Tanzania wants to fund its multibillion-dollar railway, aircraft modernisation and energy projects with its own resources, President John Magufuli has said.
“We already have the funds for the construction of the standard gauge railway until its completion from Dar es Salaam to Isaka. We also have the resources internally to fund the construction of the Stiegler Gorge hydroelectricity project,” President Magufuli said at the opening of a tobacco processing cigarette factory on Monday.
Last week, it emerged that Tanzania had already paid more than $500 million to Turkish firm Yapi Merkezi and Portuguese firm Mota-Engil for the construction of the second phase of the projects.

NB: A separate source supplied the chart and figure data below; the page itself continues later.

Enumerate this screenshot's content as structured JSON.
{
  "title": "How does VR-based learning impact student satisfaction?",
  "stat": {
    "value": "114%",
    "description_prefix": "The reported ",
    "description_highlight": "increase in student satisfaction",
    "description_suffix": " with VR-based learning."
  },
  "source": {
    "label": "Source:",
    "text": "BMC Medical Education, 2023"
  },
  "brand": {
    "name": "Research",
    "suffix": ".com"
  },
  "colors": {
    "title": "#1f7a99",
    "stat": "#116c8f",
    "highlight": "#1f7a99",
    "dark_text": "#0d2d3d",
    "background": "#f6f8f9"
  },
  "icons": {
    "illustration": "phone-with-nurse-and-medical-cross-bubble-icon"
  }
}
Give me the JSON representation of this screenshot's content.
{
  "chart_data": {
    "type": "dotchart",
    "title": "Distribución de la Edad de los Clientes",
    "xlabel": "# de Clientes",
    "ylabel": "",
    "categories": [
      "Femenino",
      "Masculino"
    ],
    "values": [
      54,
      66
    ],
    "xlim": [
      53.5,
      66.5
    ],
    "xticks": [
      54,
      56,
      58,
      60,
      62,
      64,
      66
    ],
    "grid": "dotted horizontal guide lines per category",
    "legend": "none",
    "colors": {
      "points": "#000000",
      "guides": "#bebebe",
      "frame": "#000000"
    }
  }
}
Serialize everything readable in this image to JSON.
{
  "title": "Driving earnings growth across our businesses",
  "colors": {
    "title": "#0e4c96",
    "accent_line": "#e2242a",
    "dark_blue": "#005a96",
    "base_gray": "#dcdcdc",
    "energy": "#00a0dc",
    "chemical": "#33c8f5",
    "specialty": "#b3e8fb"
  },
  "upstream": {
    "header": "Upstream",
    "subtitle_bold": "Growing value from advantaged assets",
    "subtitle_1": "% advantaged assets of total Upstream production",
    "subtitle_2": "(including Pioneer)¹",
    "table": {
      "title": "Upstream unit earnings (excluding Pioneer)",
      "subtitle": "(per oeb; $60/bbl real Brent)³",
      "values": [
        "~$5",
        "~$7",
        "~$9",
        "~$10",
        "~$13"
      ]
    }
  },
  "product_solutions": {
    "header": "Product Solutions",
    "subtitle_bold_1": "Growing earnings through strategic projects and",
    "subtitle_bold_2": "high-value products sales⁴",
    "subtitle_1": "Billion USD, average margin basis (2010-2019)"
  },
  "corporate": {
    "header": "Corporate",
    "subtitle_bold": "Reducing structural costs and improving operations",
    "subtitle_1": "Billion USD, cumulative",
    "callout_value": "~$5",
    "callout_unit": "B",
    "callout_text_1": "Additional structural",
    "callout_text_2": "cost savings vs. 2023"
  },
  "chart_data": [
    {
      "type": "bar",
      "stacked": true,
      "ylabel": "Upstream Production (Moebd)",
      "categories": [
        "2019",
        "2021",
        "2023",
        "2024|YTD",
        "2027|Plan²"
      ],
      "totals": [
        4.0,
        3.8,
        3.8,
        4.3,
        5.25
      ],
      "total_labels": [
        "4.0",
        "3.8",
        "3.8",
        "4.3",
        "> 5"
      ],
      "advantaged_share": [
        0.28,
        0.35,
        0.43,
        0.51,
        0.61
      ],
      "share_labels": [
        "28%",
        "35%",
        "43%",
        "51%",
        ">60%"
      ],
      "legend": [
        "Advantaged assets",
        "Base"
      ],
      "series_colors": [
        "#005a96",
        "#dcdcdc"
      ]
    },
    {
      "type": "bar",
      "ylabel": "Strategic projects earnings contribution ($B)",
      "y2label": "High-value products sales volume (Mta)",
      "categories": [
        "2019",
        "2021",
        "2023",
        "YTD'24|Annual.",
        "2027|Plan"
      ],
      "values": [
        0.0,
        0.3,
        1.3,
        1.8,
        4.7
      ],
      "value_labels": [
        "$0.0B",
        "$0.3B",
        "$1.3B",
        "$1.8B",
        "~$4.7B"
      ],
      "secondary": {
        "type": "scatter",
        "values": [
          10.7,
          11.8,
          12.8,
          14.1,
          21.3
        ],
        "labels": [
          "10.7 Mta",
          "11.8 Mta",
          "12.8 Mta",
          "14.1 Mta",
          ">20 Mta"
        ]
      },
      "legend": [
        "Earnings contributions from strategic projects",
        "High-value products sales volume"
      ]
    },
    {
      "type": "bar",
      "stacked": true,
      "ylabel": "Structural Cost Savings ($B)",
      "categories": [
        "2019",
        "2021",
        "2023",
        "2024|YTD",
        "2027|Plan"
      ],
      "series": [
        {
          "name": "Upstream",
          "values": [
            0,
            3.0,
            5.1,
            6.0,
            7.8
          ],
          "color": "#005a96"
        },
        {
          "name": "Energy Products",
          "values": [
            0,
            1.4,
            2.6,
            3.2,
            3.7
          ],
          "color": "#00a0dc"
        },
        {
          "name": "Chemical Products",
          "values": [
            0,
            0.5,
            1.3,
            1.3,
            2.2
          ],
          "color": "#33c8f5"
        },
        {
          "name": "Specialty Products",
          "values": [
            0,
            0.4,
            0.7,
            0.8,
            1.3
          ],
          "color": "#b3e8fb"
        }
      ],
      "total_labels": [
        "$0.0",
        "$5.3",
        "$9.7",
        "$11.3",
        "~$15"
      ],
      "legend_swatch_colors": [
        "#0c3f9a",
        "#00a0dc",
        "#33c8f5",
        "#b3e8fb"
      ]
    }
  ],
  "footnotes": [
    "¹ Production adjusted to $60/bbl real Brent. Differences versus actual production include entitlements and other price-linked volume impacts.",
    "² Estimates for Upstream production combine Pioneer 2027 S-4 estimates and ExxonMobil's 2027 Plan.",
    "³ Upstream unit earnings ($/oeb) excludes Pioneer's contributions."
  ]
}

The first phase was awarded in February last year, to build the $1.2 billion 205-km railway that will run from Dar es Salaam to Morogoro.

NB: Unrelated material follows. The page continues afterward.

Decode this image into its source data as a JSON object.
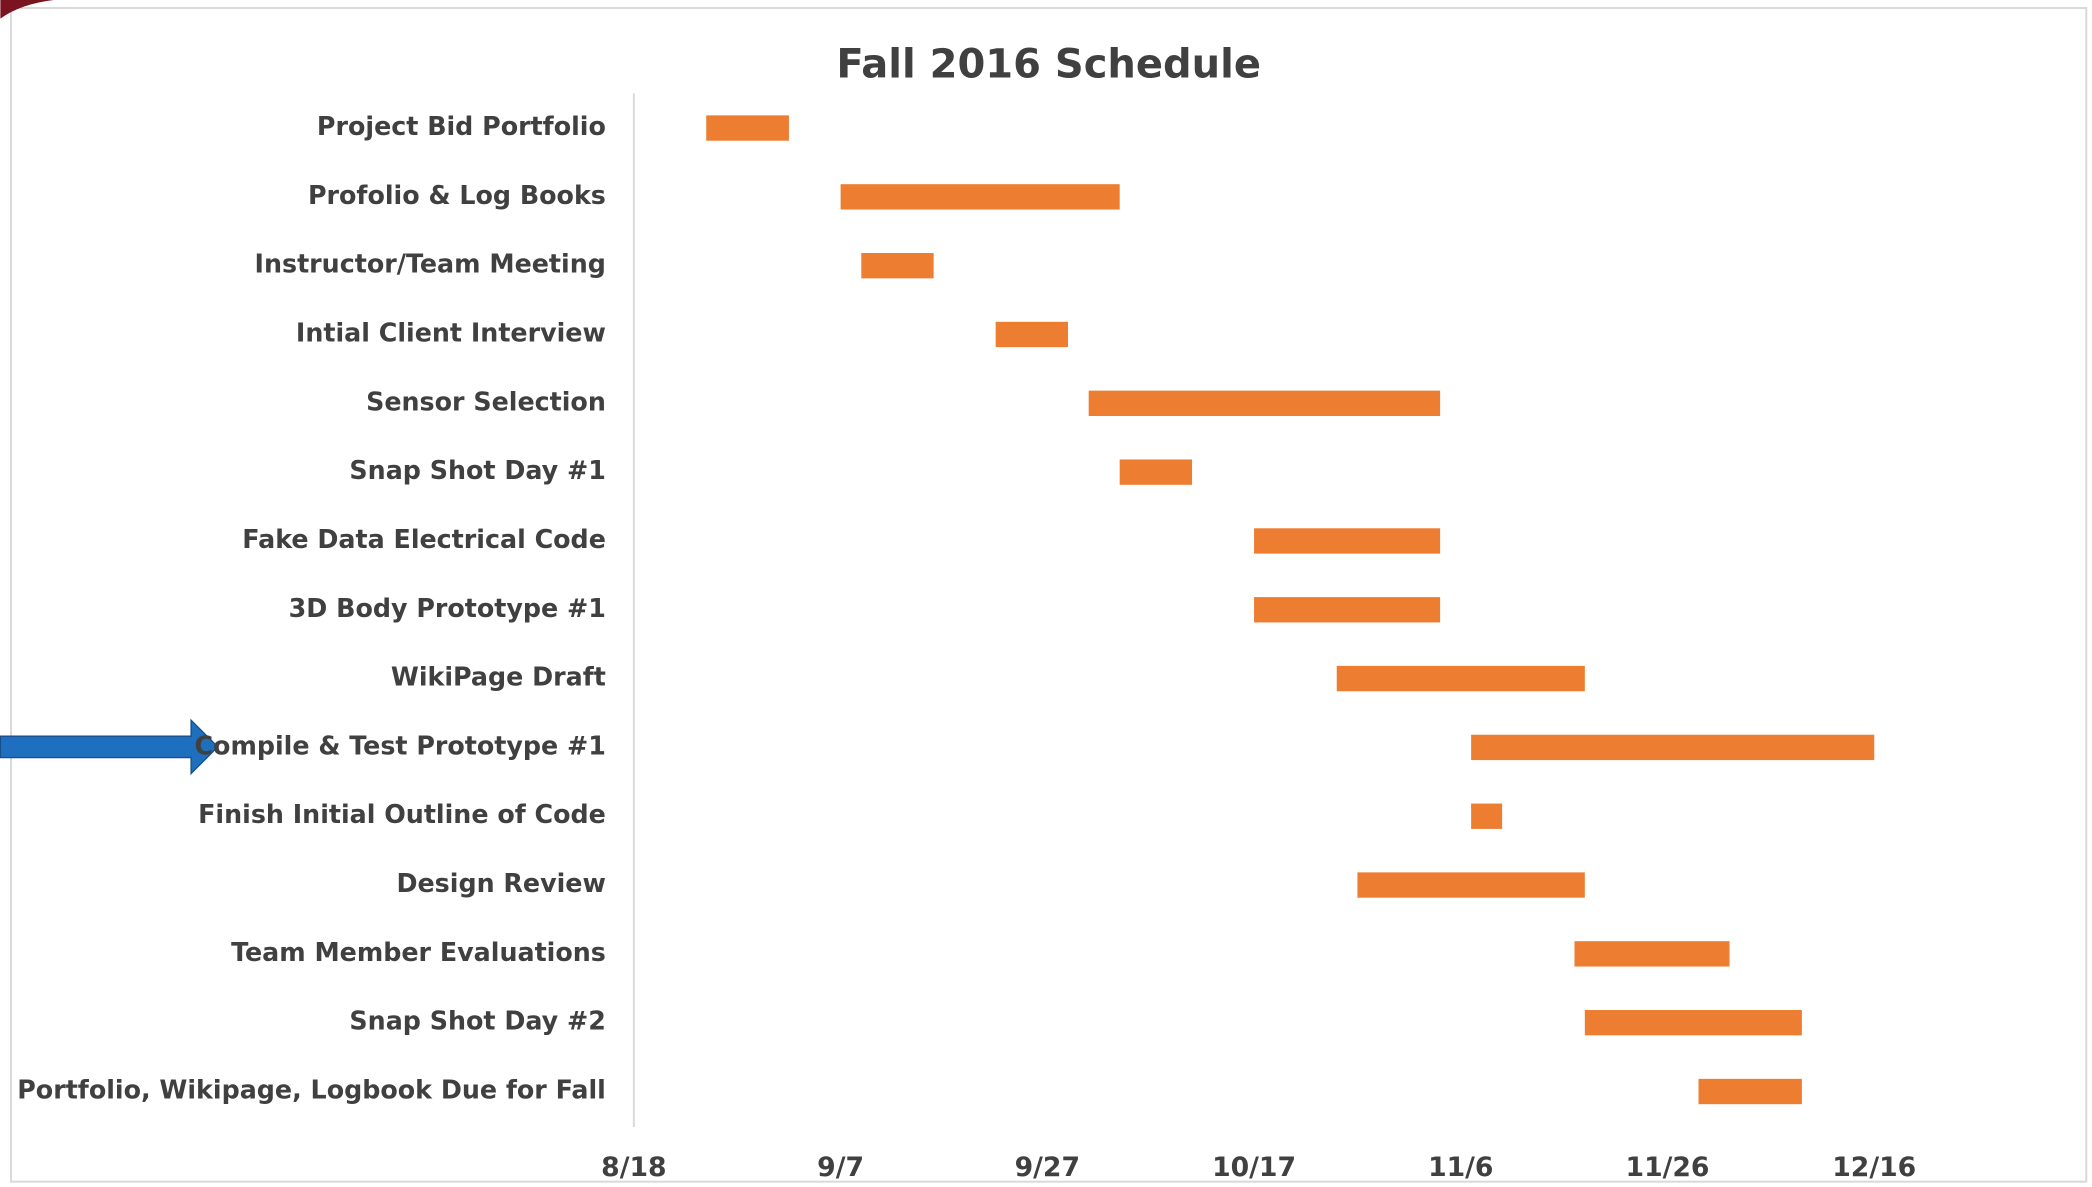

Last week, the contractors were given the go-ahead to build the 422-km second phase between Morogoro and Dodoma at a cost of $1.9 billion.

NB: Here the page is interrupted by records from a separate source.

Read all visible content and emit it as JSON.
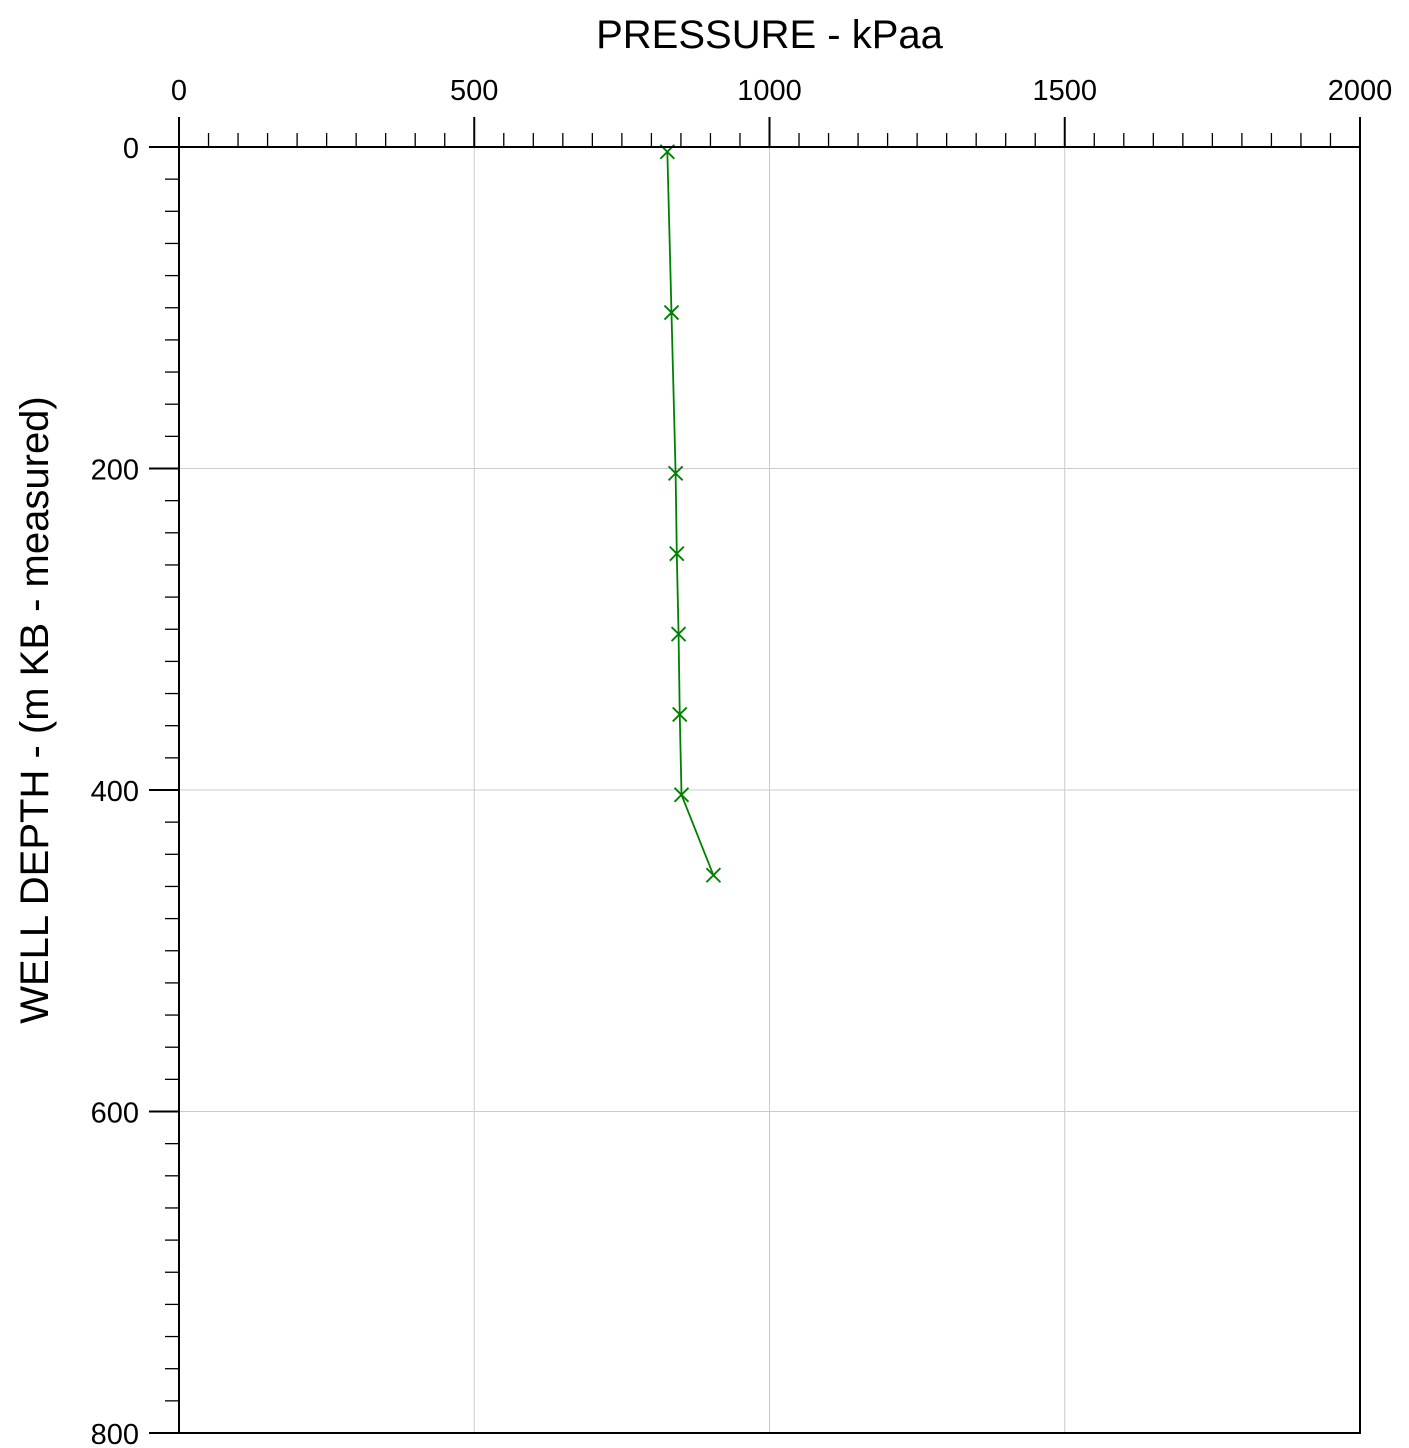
{
  "chart_data": {
    "type": "line",
    "title": "",
    "xlabel": "PRESSURE - kPaa",
    "ylabel": "WELL DEPTH - (m KB - measured)",
    "xlim": [
      0,
      2000
    ],
    "ylim": [
      0,
      800
    ],
    "y_inverted": true,
    "x_axis_position": "top",
    "grid": true,
    "x_ticks": [
      "0",
      "500",
      "1000",
      "1500",
      "2000"
    ],
    "y_ticks": [
      "0",
      "200",
      "400",
      "600",
      "800"
    ],
    "series_color": "#008000",
    "marker": "x",
    "series": [
      {
        "x": [
          827,
          834,
          841,
          843,
          846,
          848,
          851,
          905
        ],
        "y": [
          3,
          103,
          203,
          253,
          303,
          353,
          403,
          453
        ]
      }
    ]
  }
}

Tanzania has already released part of the funds for the projects.
The agreement between Kigali and Dar on the design, tendering and financing will see the two countries work jointly on financing.
From the previous design, the 1,320km SGR project was expected to cost the two countries $2.5 billion. Tanzania was expected to pay $1.3 billion and Rwanda $1.2 billion. However, opting for an electric rail could increase the costs.
In the recent past, the two countries have preferred a different mix of models to fund their infrastructure projects. In the first two phases of its SGR, Tanzania has opted for its own domestic’s sources to fund the $1.2 billion contract.
“We will consider a financing that’s good for our people,” Makame Mbarawa, the Tanzanian Minister for Works, Transports and Communications said.
Tanzania is also planning to build the Stiegler’s Gorge hydroelectric project along Rufiji River. Once complete, the project is expected to generate 2,100MW of electricity, effectively doubling Tanzania’s power generation capacity, while also diversifying its energy mix and ending chronic electricity shortages.
The country’s current available power generation capacity is 1,500MW, against a demand of 1,352MW.
Tanzania’s recent budget statement paints a picture of a government struggling to meet its revenue targets so it is unclear how the projects will be funded.
The country plans to spend $14.3 billion in the 2018/19 financial year, with the bulk of this covering infrastructural projects.